Facilitate a class discussion by posing the question: 'When would you choose separate chaining over open addressing, and why?' Prompt students to consider scenarios with frequent insertions/deletions versus scenarios prioritizing memory efficiency, referencing load factor and probe sequences.

Exit Ticket

Provide students with a simple key-value pair (e.g., 'apple', 5). Ask them to design a basic hash function for a small table (e.g., size 7), calculate the hash index, and explain how they would handle a collision if another key also hashed to the same index using quadratic probing.

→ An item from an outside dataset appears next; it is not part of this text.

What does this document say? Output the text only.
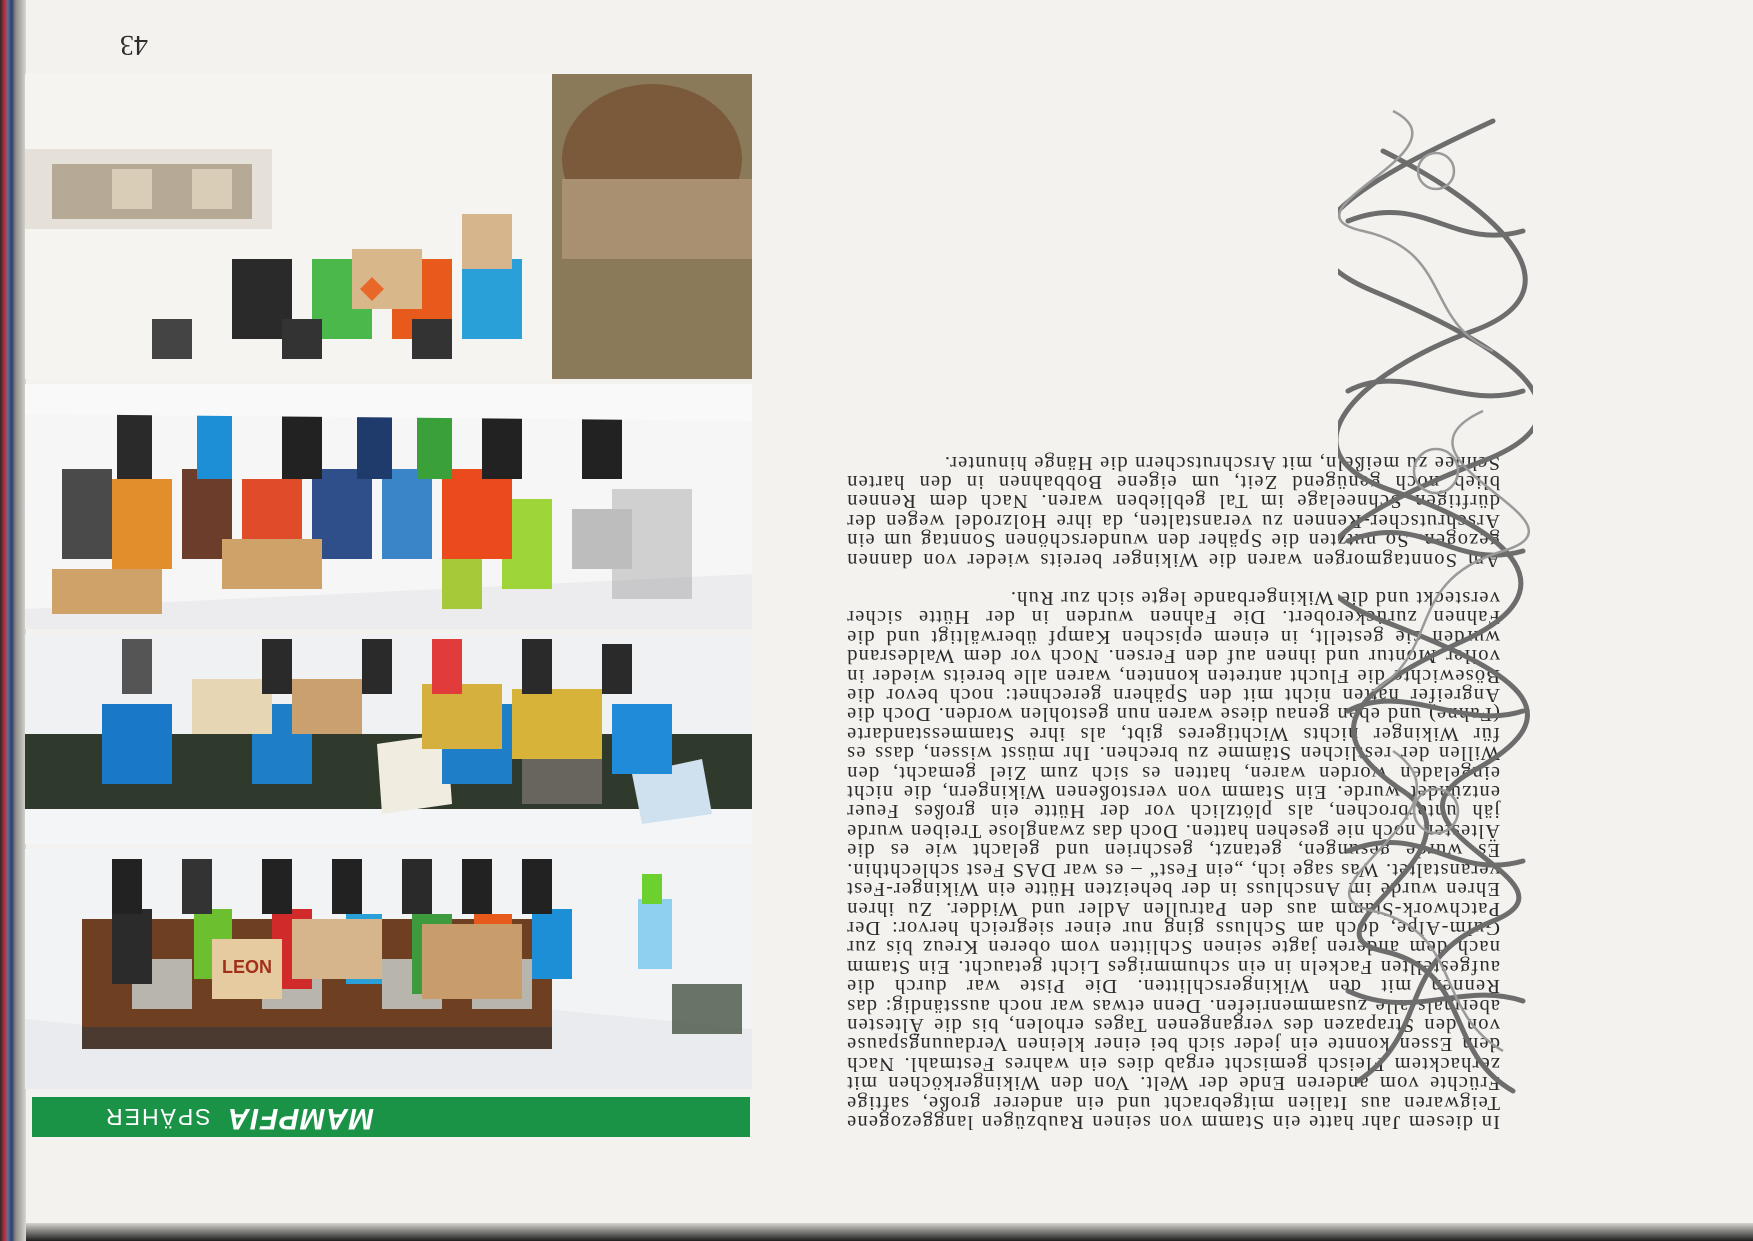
SPÄHER MAMPFIA	In diesem Jahr hatte ein Stamm von seinen Raubzügen langgezogene Teigwaren aus Italien mitgebracht und ein anderer große, saftige Früchte vom anderen Ende der Welt. Von den Wikingerköchen mit zerhacktem Fleisch gemischt ergab dies ein wahres Festmahl. Nach dem Essen konnte ein jeder sich bei einer kleinen Verdauungspause von den Strapazen des vergangenen Tages erholen, bis die Ältesten abermals alle zusammenriefen. Denn etwas war noch ausständig: das Rennen mit den Wikingerschlitten. Die Piste war durch die aufgestellten Fackeln in ein schummriges Licht getaucht. Ein Stamm nach dem anderen jagte seinen Schlitten vom oberen Kreuz bis zur Gulm-Alpe, doch am Schluss ging nur einer siegreich hervor: Der Patchwork-Stamm aus den Patrullen Adler und Widder. Zu ihren Ehren wurde im Anschluss in der beheizten Hütte ein Wikinger-Fest veranstaltet. Was sage ich, „ein Fest“ – es war DAS Fest schlechthin. Es wurde gesungen, getanzt, geschrien und gelacht wie es die Ältesten noch nie gesehen hatten. Doch das zwanglose Treiben wurde jäh unterbrochen, als plötzlich vor der Hütte ein großes Feuer entzündet wurde. Ein Stamm von verstoßenen Wikingern, die nicht eingeladen worden waren, hatten es sich zum Ziel gemacht, den Willen der restlichen Stämme zu brechen. Ihr müsst wissen, dass es für Wikinger nichts Wichtigeres gibt, als ihre Stammesstandarte (Fahne) und eben genau diese waren nun gestohlen worden. Doch die Angreifer hatten nicht mit den Spähern gerechnet: noch bevor die Bösewichte die Flucht antreten konnten, waren alle bereits wieder in voller Montur und ihnen auf den Fersen. Noch vor dem Waldesrand wurden sie gestellt, in einem epischen Kampf überwältigt und die Fahnen zurückerobert. Die Fahnen wurden in der Hütte sicher versteckt und die Wikingerbande legte sich zur Ruh.

Am Sonntagmorgen waren die Wikinger bereits wieder von dannen gezogen. So nutzten die Späher den wunderschönen Sonntag um ein Arschrutscher-Rennen zu veranstalten, da ihre Holzrodel wegen der dürftigen Schneelage im Tal geblieben waren. Nach dem Rennen blieb noch genügend Zeit, um eigene Bobbahnen in den harten Schnee zu meißeln, mit Arschrutschern die Hänge hinunter.

LEON
43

Frequently Asked Questions

What are collision resolution strategies in hash tables?
Key strategies include separate chaining, which links colliding keys in lists per slot, and open addressing: linear probing steps sequentially, quadratic skips squares, double hashing uses a second function. Each balances space and speed; chaining handles high loads better, probing saves memory. Students analyze via load factor impacts on probes.
How does load factor affect hash table performance?
Load factor (items/slots) rises degrade average probes: under 0.5, linear probing nears 1.5 probes; past 0.7, it surges. Chaining probes grow logarithmically. Deriving formulas and plotting simulations show rehash thresholds, preventing O(n) fallbacks in practice.
How can active learning help students understand hash tables?
Hands-on coding of strategies, physical bucket simulations, and benchmark races make abstract probes and load effects visible. Pairs debug real slowdowns, groups compare graphs, turning theory into tangible trade-offs. This builds intuition for analysis over rote memorization, aligning with MOE inquiry skills.
When should you rehash a hash table?
Rehash when load factor nears 0.7 for open addressing to avoid probe explosions, doubling table size. Chaining tolerates higher but slows insertions. Students derive this from expected probe math and confirm via timed tests on growing datasets, justifying dynamic resizing in code.